Du point de vue du professeur, il y a peu de manipulations à effectuer. Nous partons du principe que le fichier initial a déjà été préparé sous un éditeur de partition en noir, l’objectif de ce travail est de donner les moyens au professeur de partir d’un cours préparé pour l’ensemble des élèves afin de l’adapter à son ou ses élèves non-voyants. Suivant le logiciel utilisé, il suffit d’ouvrir le fichier initial et de suivre les étapes nécessaires à l’export au format XML (décrites précédemment). Lorsque les partitions sont simples, ne comportent qu’une partie (un instrument), et pas de signe dont la notation porte à confusion (l’exemple du mezzo-staccato est très représentatif de cela), les risques d’erreurs de transcription sont minimes et ne nuiront pas à la compréhension des éléments musicaux. Les erreurs sont en très grande majorité liées à des éléments périphériques (textes, indications diverses). Le professeur pourra donc transmettre directement le fichier XML exporté depuis son éditeur de partitions.
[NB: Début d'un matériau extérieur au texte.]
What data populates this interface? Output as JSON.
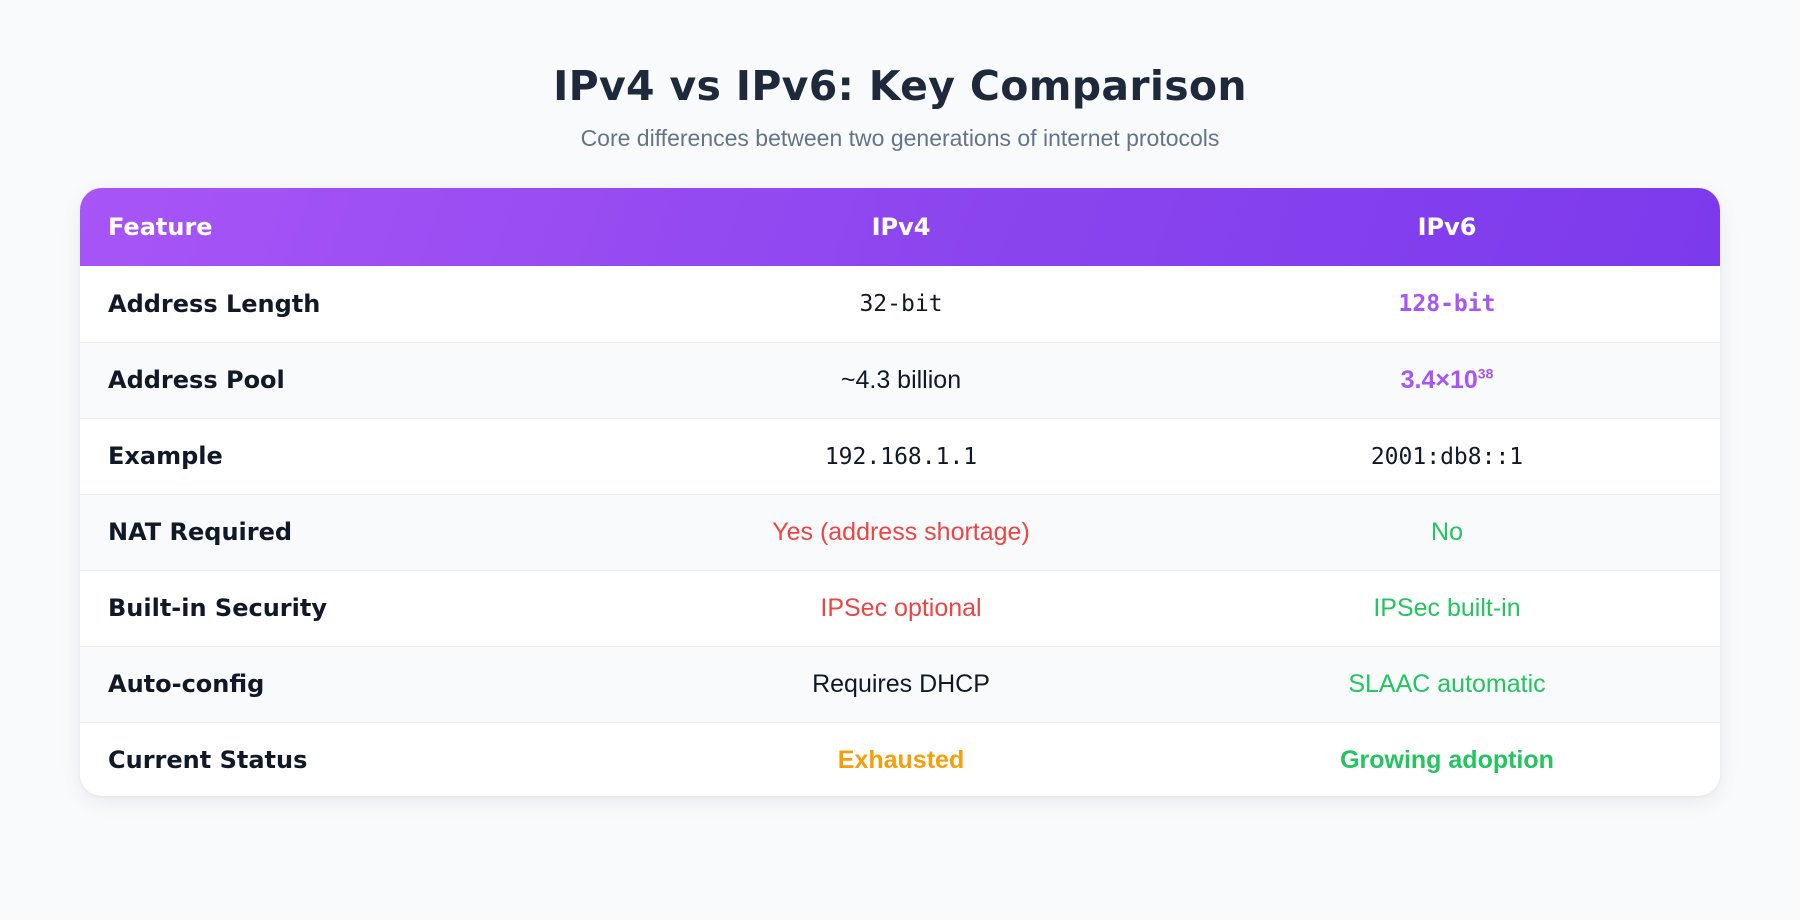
{
  "header": {
    "title": "IPv4 vs IPv6: Key Comparison",
    "subtitle": "Core differences between two generations of internet protocols"
  },
  "colors": {
    "header_gradient_start": "#a855f7",
    "header_gradient_end": "#7c3aed",
    "accent_purple": "#a855f7",
    "negative_red": "#ef4444",
    "positive_green": "#22c55e",
    "warning_orange": "#f59e0b"
  },
  "table": {
    "columns": [
      "Feature",
      "IPv4",
      "IPv6"
    ],
    "rows": [
      {
        "feature": "Address Length",
        "ipv4": {
          "text": "32-bit",
          "tone": "default",
          "mono": true,
          "bold": false
        },
        "ipv6": {
          "text": "128-bit",
          "tone": "purple",
          "mono": true,
          "bold": true
        }
      },
      {
        "feature": "Address Pool",
        "ipv4": {
          "text": "~4.3 billion",
          "tone": "default",
          "mono": false,
          "bold": false
        },
        "ipv6": {
          "text": "3.4×10",
          "sup": "38",
          "tone": "purple",
          "mono": false,
          "bold": true
        }
      },
      {
        "feature": "Example",
        "ipv4": {
          "text": "192.168.1.1",
          "tone": "default",
          "mono": true,
          "bold": false
        },
        "ipv6": {
          "text": "2001:db8::1",
          "tone": "default",
          "mono": true,
          "bold": false
        }
      },
      {
        "feature": "NAT Required",
        "ipv4": {
          "text": "Yes (address shortage)",
          "tone": "red",
          "mono": false,
          "bold": false
        },
        "ipv6": {
          "text": "No",
          "tone": "green",
          "mono": false,
          "bold": false
        }
      },
      {
        "feature": "Built-in Security",
        "ipv4": {
          "text": "IPSec optional",
          "tone": "red",
          "mono": false,
          "bold": false
        },
        "ipv6": {
          "text": "IPSec built-in",
          "tone": "green",
          "mono": false,
          "bold": false
        }
      },
      {
        "feature": "Auto-config",
        "ipv4": {
          "text": "Requires DHCP",
          "tone": "default",
          "mono": false,
          "bold": false
        },
        "ipv6": {
          "text": "SLAAC automatic",
          "tone": "green",
          "mono": false,
          "bold": false
        }
      },
      {
        "feature": "Current Status",
        "ipv4": {
          "text": "Exhausted",
          "tone": "orange",
          "mono": false,
          "bold": true
        },
        "ipv6": {
          "text": "Growing adoption",
          "tone": "green",
          "mono": false,
          "bold": true
        }
      }
    ]
  }
}
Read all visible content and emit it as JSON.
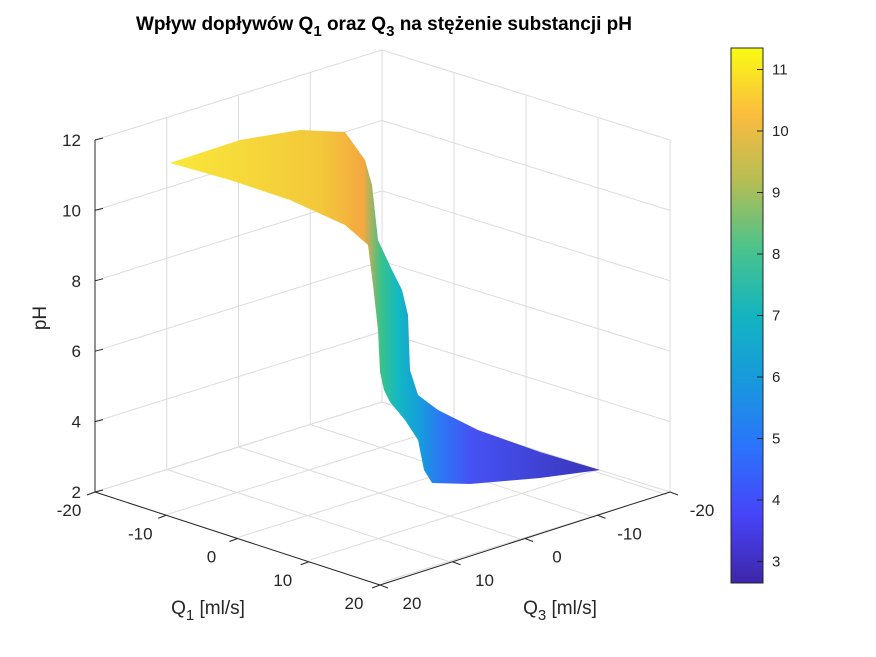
{
  "chart_data": {
    "type": "surface",
    "title": {
      "pre": "Wpływ dopływów Q",
      "sub1": "1",
      "mid": " oraz Q",
      "sub2": "3",
      "post": " na stężenie substancji pH"
    },
    "xlabel": {
      "pre": "Q",
      "sub": "1",
      "post": " [ml/s]"
    },
    "ylabel": {
      "pre": "Q",
      "sub": "3",
      "post": " [ml/s]"
    },
    "zlabel": "pH",
    "xlim": [
      -20,
      20
    ],
    "ylim": [
      -20,
      20
    ],
    "zlim": [
      2,
      12
    ],
    "x_ticks": [
      "-20",
      "-10",
      "0",
      "10",
      "20"
    ],
    "y_ticks": [
      "20",
      "10",
      "0",
      "-10",
      "-20"
    ],
    "z_ticks": [
      "2",
      "4",
      "6",
      "8",
      "10",
      "12"
    ],
    "grid": true,
    "colormap": "parula",
    "colorbar": {
      "location": "right",
      "range": [
        2.65,
        11.35
      ],
      "ticks": [
        "3",
        "4",
        "5",
        "6",
        "7",
        "8",
        "9",
        "10",
        "11"
      ]
    },
    "surface_description": "pH as a function of Q1 and Q3; a smooth sigmoid ridge with plateau near pH 11.3 at low Q and near pH 2.7 at high Q, with a secondary step near pH 7.5 and pH 4.5",
    "profile_pH": [
      [
        0.0,
        11.3
      ],
      [
        0.28,
        10.9
      ],
      [
        0.38,
        10.4
      ],
      [
        0.42,
        8.8
      ],
      [
        0.45,
        7.6
      ],
      [
        0.49,
        7.2
      ],
      [
        0.52,
        5.3
      ],
      [
        0.56,
        4.7
      ],
      [
        0.6,
        4.3
      ],
      [
        0.64,
        3.6
      ],
      [
        0.7,
        3.2
      ],
      [
        0.8,
        2.9
      ],
      [
        1.0,
        2.65
      ]
    ]
  }
}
72 Il est toujours possible, dans un second temps, d’ouvrir la partition avec BME2 pour en vérifier le contenu. Il n’est pas nécessaire pour cela de savoir lire la notation braille. Le logiciel indique systématiquement la signification du signe ou de la séquence de signes qui suit le curseur. On peut donc prendre connaissance de l’intégralité du contenu d’une partition en braille sans pour autant être capable de la déchiffrer. En revanche, en cas d’erreur, ou de contenu manquant, il sera possible d’éditer la partition en modifiant légèrement son contenu, à condition de connaitre la notation braille.

Du point de vue du professeur, la diffusion de partitions simples auprès d’élèves non- voyants nous semble donc pertinente, et demande très peu de manipulations. C’est un outil utile, qui peut être rapidement appréhendé et utilisé efficacement.